Remo Williams: the Adventure Begins was, apparently, supposed to have a sequel or two – The Adventure Continues, perhaps. Well, there's a clear reason why this adventure did not continue. Remo Williams is dumb. Now, dumb is of course, fine, but this film spends the majority of its time on the elite assassin Remo Williams training for doing the things he's going to do instead of doing them. I swear to you that this training takes up some 75 minutes of the 120-minute film, maybe even more. It's so boring. This is the kind of thing most filmmakers would make into a montage sequence. There's just no reason to watch this adult man train to be a fighter for this long – especially since the martial art he's allegedly learning is totally fictional.
There is another very large problem. The person training Remo is a wise old Korean sensei named Chiun who is played by Joel Grey. It's 1985. Joel Grey as Asian martial artist? Really? Worse yet, this film was nominated for an Academy Award in one category: Makeup. The yellowface makeup in this movie was deemed so extraordinary that it deserved an Oscar nomination.
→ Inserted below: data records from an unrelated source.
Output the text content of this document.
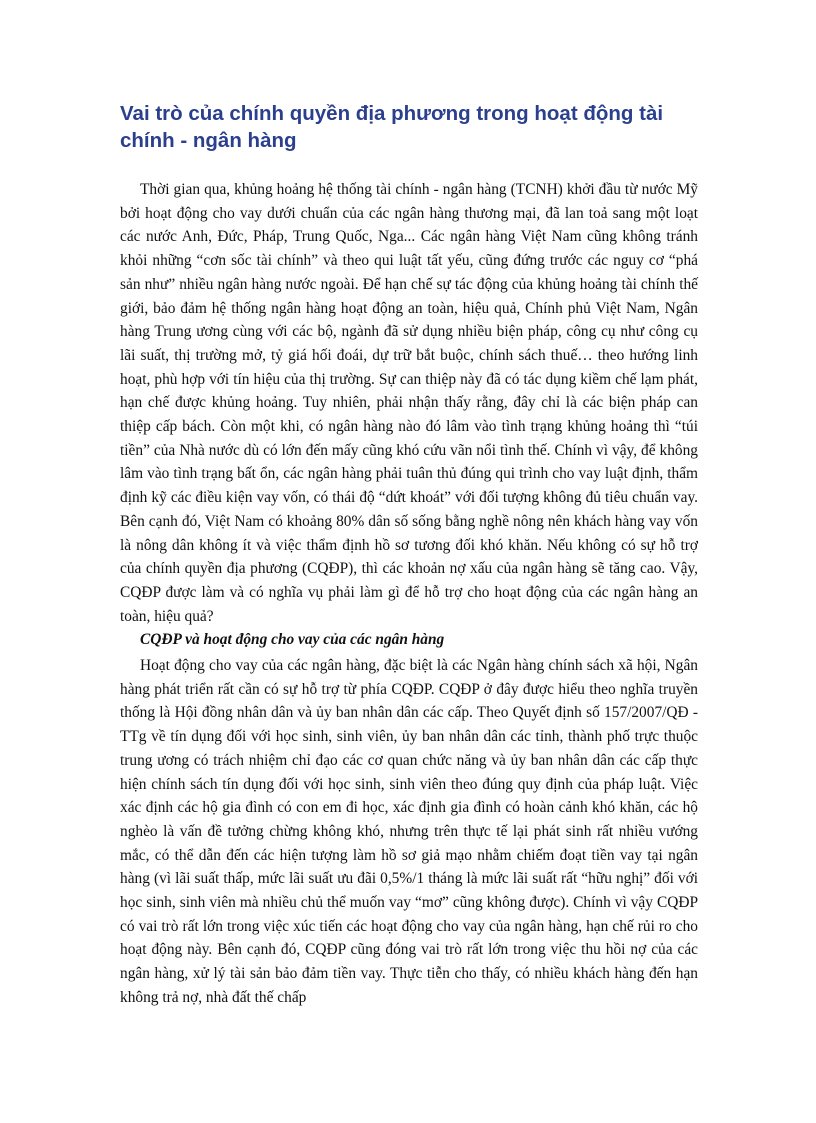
Vai trò của chính quyền địa phương trong hoạt động tài chính - ngân hàng

Thời gian qua, khủng hoảng hệ thống tài chính - ngân hàng (TCNH) khởi đầu từ nước Mỹ bởi hoạt động cho vay dưới chuẩn của các ngân hàng thương mại, đã lan toả sang một loạt các nước Anh, Đức, Pháp, Trung Quốc, Nga... Các ngân hàng Việt Nam cũng không tránh khỏi những “cơn sốc tài chính” và theo qui luật tất yếu, cũng đứng trước các nguy cơ “phá sản như” nhiều ngân hàng nước ngoài. Để hạn chế sự tác động của khủng hoảng tài chính thế giới, bảo đảm hệ thống ngân hàng hoạt động an toàn, hiệu quả, Chính phủ Việt Nam, Ngân hàng Trung ương cùng với các bộ, ngành đã sử dụng nhiều biện pháp, công cụ như công cụ lãi suất, thị trường mở, tỷ giá hối đoái, dự trữ bắt buộc, chính sách thuế… theo hướng linh hoạt, phù hợp với tín hiệu của thị trường. Sự can thiệp này đã có tác dụng kiềm chế lạm phát, hạn chế được khủng hoảng. Tuy nhiên, phải nhận thấy rằng, đây chỉ là các biện pháp can thiệp cấp bách. Còn một khi, có ngân hàng nào đó lâm vào tình trạng khủng hoảng thì “túi tiền” của Nhà nước dù có lớn đến mấy cũng khó cứu vãn nổi tình thế. Chính vì vậy, để không lâm vào tình trạng bất ổn, các ngân hàng phải tuân thủ đúng qui trình cho vay luật định, thẩm định kỹ các điều kiện vay vốn, có thái độ “dứt khoát” với đối tượng không đủ tiêu chuẩn vay. Bên cạnh đó, Việt Nam có khoảng 80% dân số sống bằng nghề nông nên khách hàng vay vốn là nông dân không ít và việc thẩm định hồ sơ tương đối khó khăn. Nếu không có sự hỗ trợ của chính quyền địa phương (CQĐP), thì các khoản nợ xấu của ngân hàng sẽ tăng cao. Vậy, CQĐP được làm và có nghĩa vụ phải làm gì để hỗ trợ cho hoạt động của các ngân hàng an toàn, hiệu quả?

CQĐP và hoạt động cho vay của các ngân hàng

Hoạt động cho vay của các ngân hàng, đặc biệt là các Ngân hàng chính sách xã hội, Ngân hàng phát triển rất cần có sự hỗ trợ từ phía CQĐP. CQĐP ở đây được hiểu theo nghĩa truyền thống là Hội đồng nhân dân và ủy ban nhân dân các cấp. Theo Quyết định số 157/2007/QĐ - TTg về tín dụng đối với học sinh, sinh viên, ủy ban nhân dân các tỉnh, thành phố trực thuộc trung ương có trách nhiệm chỉ đạo các cơ quan chức năng và ủy ban nhân dân các cấp thực hiện chính sách tín dụng đối với học sinh, sinh viên theo đúng quy định của pháp luật. Việc xác định các hộ gia đình có con em đi học, xác định gia đình có hoàn cảnh khó khăn, các hộ nghèo là vấn đề tưởng chừng không khó, nhưng trên thực tế lại phát sinh rất nhiều vướng mắc, có thể dẫn đến các hiện tượng làm hồ sơ giả mạo nhằm chiếm đoạt tiền vay tại ngân hàng (vì lãi suất thấp, mức lãi suất ưu đãi 0,5%/1 tháng là mức lãi suất rất “hữu nghị” đối với học sinh, sinh viên mà nhiều chủ thể muốn vay “mơ” cũng không được). Chính vì vậy CQĐP có vai trò rất lớn trong việc xúc tiến các hoạt động cho vay của ngân hàng, hạn chế rủi ro cho hoạt động này. Bên cạnh đó, CQĐP cũng đóng vai trò rất lớn trong việc thu hồi nợ của các ngân hàng, xử lý tài sản bảo đảm tiền vay. Thực tiễn cho thấy, có nhiều khách hàng đến hạn không trả nợ, nhà đất thế chấp
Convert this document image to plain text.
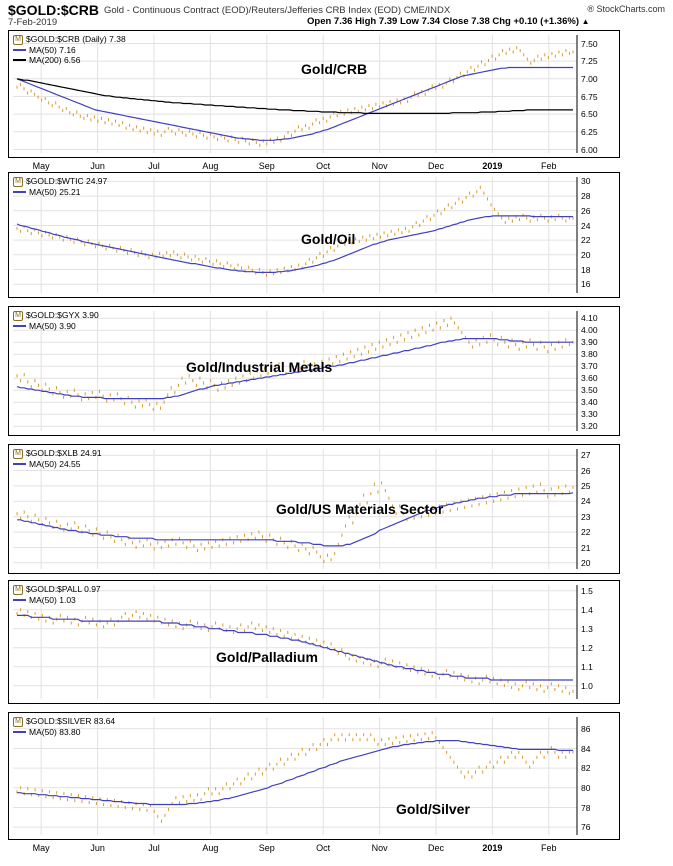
$GOLD:$CRB Gold - Continuous Contract (EOD)/Reuters/Jefferies CRB Index (EOD) CME/INDX
7-Feb-2019	Open 7.36 High 7.39 Low 7.34 Close 7.38 Chg +0.10 (+1.36%) ▲
® StockCharts.com
M $GOLD:$CRB (Daily) 7.38
MA(50) 7.16
MA(200) 6.56
7.50
7.25
7.00
6.75
6.50
6.25
6.00
Gold/CRB
M $GOLD:$WTIC 24.97
MA(50) 25.21
30
28
26
24
22
20
18
16
Gold/Oil
M $GOLD:$GYX 3.90
MA(50) 3.90
4.10
4.00
3.90
3.80
3.70
3.60
3.50
3.40
3.30
3.20
Gold/Industrial Metals
M $GOLD:$XLB 24.91
MA(50) 24.55
27
26
25
24
23
22
21
20
Gold/US Materials Sector
M $GOLD:$PALL 0.97
MA(50) 1.03
1.5
1.4
1.3
1.2
1.1
1.0
Gold/Palladium
M $GOLD:$SILVER 83.64
MA(50) 83.80	86
84
82
80
78
76
Gold/Silver
May	Jun	Jul	Aug	Sep	Oct	Nov	Dec	2019	Feb
May	Jun	Jul	Aug	Sep	Oct	Nov	Dec	2019	Feb
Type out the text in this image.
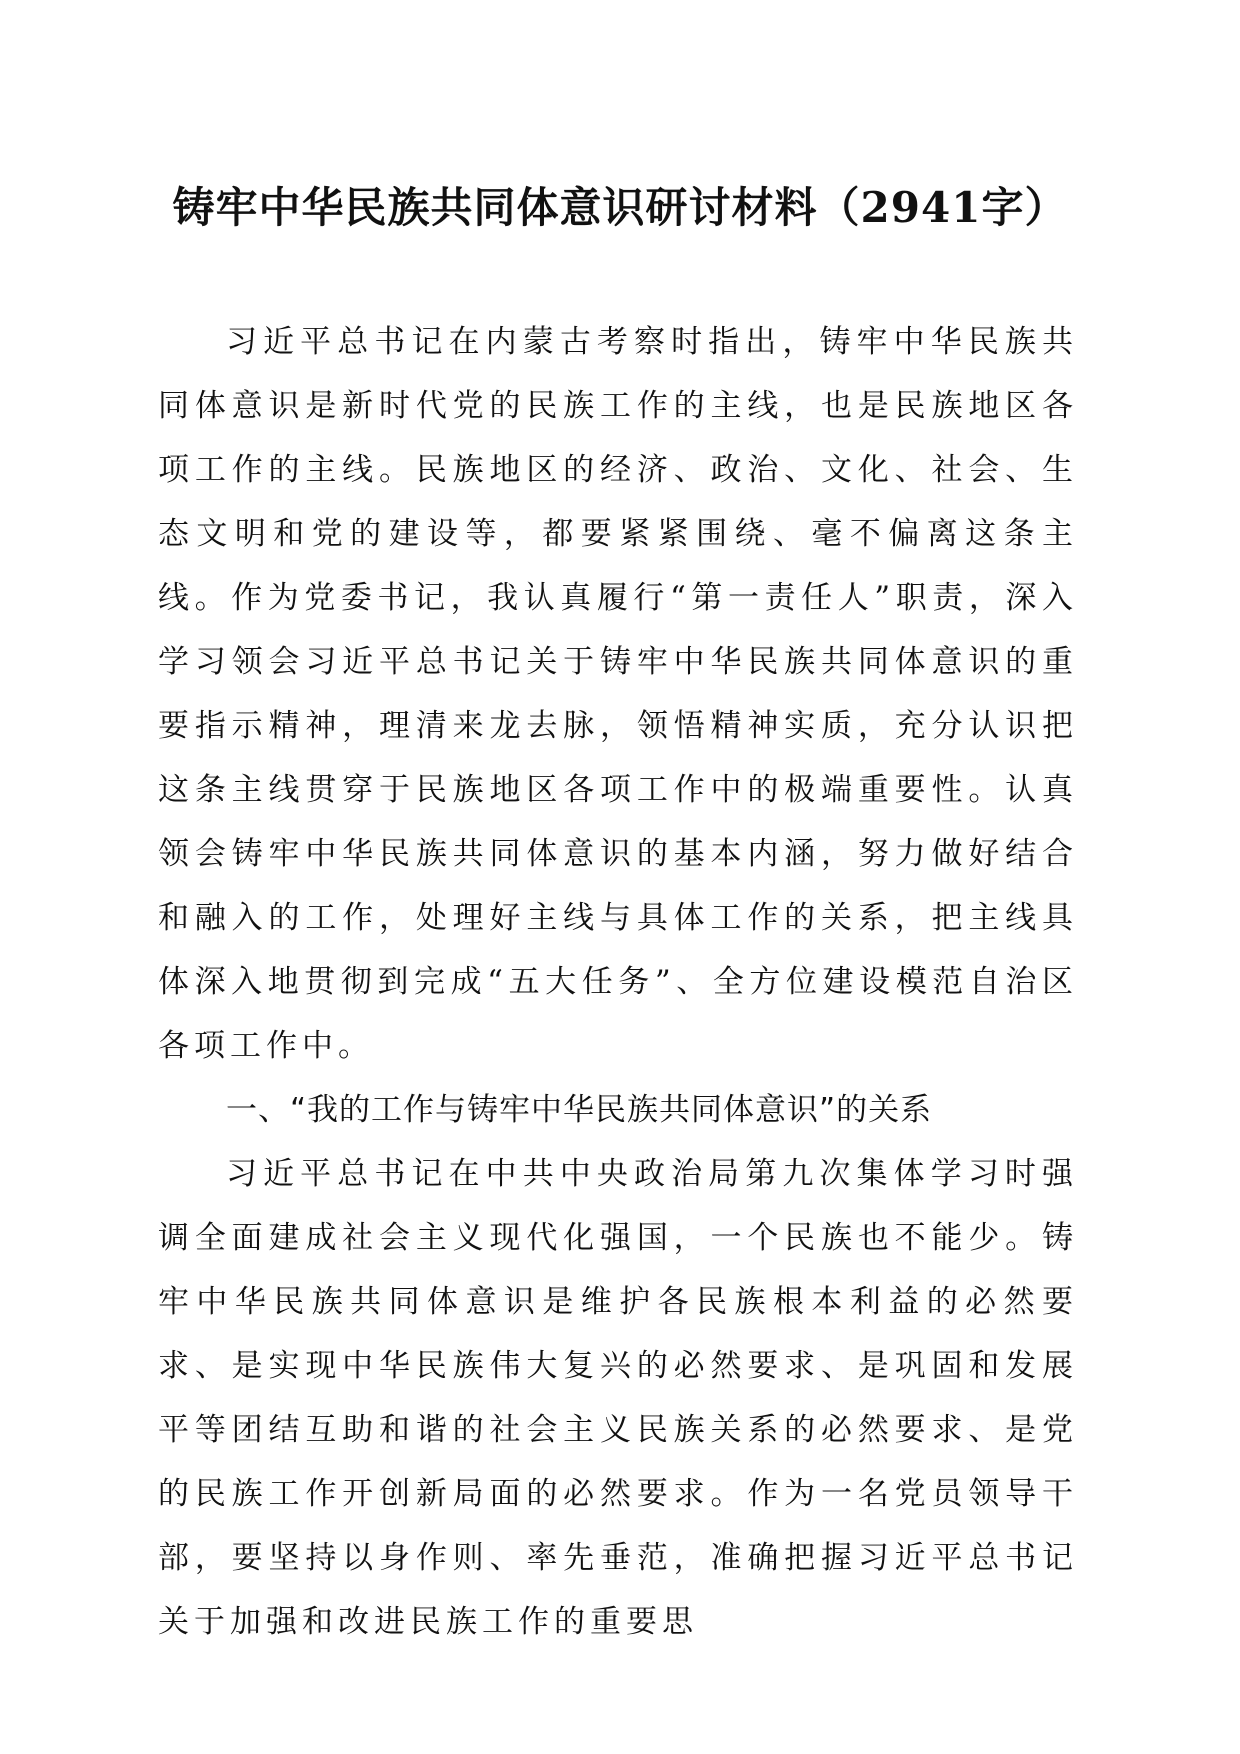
铸牢中华民族共同体意识研讨材料（2941字）

习近平总书记在内蒙古考察时指出，铸牢中华民族共同体意识是新时代党的民族工作的主线，也是民族地区各项工作的主线。民族地区的经济、政治、文化、社会、生态文明和党的建设等，都要紧紧围绕、毫不偏离这条主线。作为党委书记，我认真履行“第一责任人”职责，深入学习领会习近平总书记关于铸牢中华民族共同体意识的重要指示精神，理清来龙去脉，领悟精神实质，充分认识把这条主线贯穿于民族地区各项工作中的极端重要性。认真领会铸牢中华民族共同体意识的基本内涵，努力做好结合和融入的工作，处理好主线与具体工作的关系，把主线具体深入地贯彻到完成“五大任务”、全方位建设模范自治区各项工作中。

一、“我的工作与铸牢中华民族共同体意识”的关系

习近平总书记在中共中央政治局第九次集体学习时强调全面建成社会主义现代化强国，一个民族也不能少。铸牢中华民族共同体意识是维护各民族根本利益的必然要求、是实现中华民族伟大复兴的必然要求、是巩固和发展平等团结互助和谐的社会主义民族关系的必然要求、是党的民族工作开创新局面的必然要求。作为一名党员领导干部，要坚持以身作则、率先垂范，准确把握习近平总书记关于加强和改进民族工作的重要思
Remo Williams: the Adventure Begins was directed by Guy Hamilton, who directed a few excellent James Bond films in the '60s and '70s (Goldfinger and Live and Let Die), and one can see how this film is of a piece with that stuff, but this one falls flat. I usually like 1980s sci-fi stuff, although this turned out to be more of an adventure film than science fiction, but Remo Williams was junk.